Es hieß ja, diese Entsorgung sei aus hygienischen Gründen geschehen. Nur, dann müsste man die Menschen irgendwo hin bringen, zur Winternothilfe vielleicht, wo sie sich wieder mit einem Schlafsack versorgen können. Der Frau zum Beispiel hätte man auch eine gesundheitliche Versorgung anbieten müssen, wenn sie tatsächlich Läusebefall hatte. Das Problem ist, dass das die Berliner Bezirke nicht bezahlen wollen. Da gibt es kaum Möglichkeiten. Zumal ich gelesen habe, dass die Frau wohl aus Osteuropa kam. Da sagen die Bezirke: Wir sind nicht zuständig.

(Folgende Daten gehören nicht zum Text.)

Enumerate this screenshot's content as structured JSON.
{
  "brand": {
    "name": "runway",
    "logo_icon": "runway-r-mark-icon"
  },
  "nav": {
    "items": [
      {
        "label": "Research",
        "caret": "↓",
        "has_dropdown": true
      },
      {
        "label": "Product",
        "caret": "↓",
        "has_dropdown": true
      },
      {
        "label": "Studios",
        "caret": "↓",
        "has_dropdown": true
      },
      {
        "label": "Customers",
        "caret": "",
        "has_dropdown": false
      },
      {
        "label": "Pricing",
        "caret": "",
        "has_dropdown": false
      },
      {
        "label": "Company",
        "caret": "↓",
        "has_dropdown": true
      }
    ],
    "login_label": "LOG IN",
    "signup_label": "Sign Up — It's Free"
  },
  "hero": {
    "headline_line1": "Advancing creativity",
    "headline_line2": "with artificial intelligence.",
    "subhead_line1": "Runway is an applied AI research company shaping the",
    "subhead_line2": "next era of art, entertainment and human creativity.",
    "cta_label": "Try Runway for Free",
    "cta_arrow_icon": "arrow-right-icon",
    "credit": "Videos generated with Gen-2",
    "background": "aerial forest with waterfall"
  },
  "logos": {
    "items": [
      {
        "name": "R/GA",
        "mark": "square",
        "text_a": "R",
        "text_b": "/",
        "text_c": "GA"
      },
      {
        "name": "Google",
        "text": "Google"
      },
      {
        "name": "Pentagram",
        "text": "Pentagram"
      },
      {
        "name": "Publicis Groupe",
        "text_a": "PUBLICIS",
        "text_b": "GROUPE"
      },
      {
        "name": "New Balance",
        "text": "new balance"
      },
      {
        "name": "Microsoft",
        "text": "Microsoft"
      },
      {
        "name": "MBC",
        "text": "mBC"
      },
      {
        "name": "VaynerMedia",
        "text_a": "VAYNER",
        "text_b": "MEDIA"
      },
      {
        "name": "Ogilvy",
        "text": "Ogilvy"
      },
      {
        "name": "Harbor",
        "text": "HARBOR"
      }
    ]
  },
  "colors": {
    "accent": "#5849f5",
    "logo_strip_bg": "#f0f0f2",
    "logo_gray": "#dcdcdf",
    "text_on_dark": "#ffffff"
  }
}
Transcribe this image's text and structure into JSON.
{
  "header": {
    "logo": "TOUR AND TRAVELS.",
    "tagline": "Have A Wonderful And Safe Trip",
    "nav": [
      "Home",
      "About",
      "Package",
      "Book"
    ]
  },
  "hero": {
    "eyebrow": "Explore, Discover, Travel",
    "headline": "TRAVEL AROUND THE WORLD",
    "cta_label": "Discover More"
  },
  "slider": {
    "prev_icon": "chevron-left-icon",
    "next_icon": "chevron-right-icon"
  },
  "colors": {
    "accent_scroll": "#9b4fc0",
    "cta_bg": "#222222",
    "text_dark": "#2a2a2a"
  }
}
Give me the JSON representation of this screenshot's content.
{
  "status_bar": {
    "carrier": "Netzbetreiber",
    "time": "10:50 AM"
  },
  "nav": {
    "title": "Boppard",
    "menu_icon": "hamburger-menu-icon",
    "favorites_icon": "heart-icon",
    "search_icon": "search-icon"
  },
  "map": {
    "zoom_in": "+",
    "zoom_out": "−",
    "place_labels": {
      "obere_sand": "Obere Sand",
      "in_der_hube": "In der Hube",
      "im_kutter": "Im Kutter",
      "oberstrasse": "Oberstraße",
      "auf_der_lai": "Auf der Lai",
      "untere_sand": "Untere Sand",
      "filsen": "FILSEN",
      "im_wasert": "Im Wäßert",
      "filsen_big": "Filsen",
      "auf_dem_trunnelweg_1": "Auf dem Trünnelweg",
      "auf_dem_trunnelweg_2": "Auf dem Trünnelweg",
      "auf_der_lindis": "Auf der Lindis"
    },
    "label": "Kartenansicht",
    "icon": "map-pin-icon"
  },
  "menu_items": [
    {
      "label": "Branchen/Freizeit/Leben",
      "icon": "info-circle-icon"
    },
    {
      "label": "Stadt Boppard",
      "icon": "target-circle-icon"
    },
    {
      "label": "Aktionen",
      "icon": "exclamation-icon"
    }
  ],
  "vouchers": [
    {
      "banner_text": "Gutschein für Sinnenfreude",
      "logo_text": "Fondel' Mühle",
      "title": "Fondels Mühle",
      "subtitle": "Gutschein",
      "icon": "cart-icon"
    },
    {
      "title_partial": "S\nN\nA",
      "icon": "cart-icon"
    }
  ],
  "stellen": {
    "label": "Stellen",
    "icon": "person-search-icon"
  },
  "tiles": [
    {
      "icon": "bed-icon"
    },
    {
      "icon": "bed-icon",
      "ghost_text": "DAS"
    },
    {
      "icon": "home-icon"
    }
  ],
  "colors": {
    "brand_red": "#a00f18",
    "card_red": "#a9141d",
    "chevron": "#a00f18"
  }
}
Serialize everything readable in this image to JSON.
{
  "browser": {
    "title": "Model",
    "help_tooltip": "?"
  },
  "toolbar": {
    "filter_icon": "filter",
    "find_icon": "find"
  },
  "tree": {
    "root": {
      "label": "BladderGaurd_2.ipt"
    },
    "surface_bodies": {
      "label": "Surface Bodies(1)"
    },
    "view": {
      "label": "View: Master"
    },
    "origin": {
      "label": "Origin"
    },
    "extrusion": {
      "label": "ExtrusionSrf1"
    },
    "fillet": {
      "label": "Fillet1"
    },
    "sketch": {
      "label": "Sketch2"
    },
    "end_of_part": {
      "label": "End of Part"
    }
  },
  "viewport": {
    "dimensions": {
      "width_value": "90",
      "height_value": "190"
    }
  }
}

Mit der Räumung und der Entsorgung von Zelt und Schlafsack nimmt man den Leuten eine Möglichkeit , sich warmzuhalten. Was machen die dann in der Kälte? Gehen die in Notunterkünfte?

Im Winter sind viele Notunterkünfte offen, aber da müssen die Leute jeden Morgen wieder raus. Es gibt auch Unterkünfte, da kann man nur ein paar Nächte hingehen, dann muss man woanders hin. Und gegenüber Obdachlosen aus Osteuropa weigern sich manche Kommunen, ihnen Schlafplätze anzubieten. Die Leute gehen dann irgendwohin unter Brücken, suchen sich Abbruchhäuser. Die sind dann natürlich erst recht gefährdet, zu erfrieren.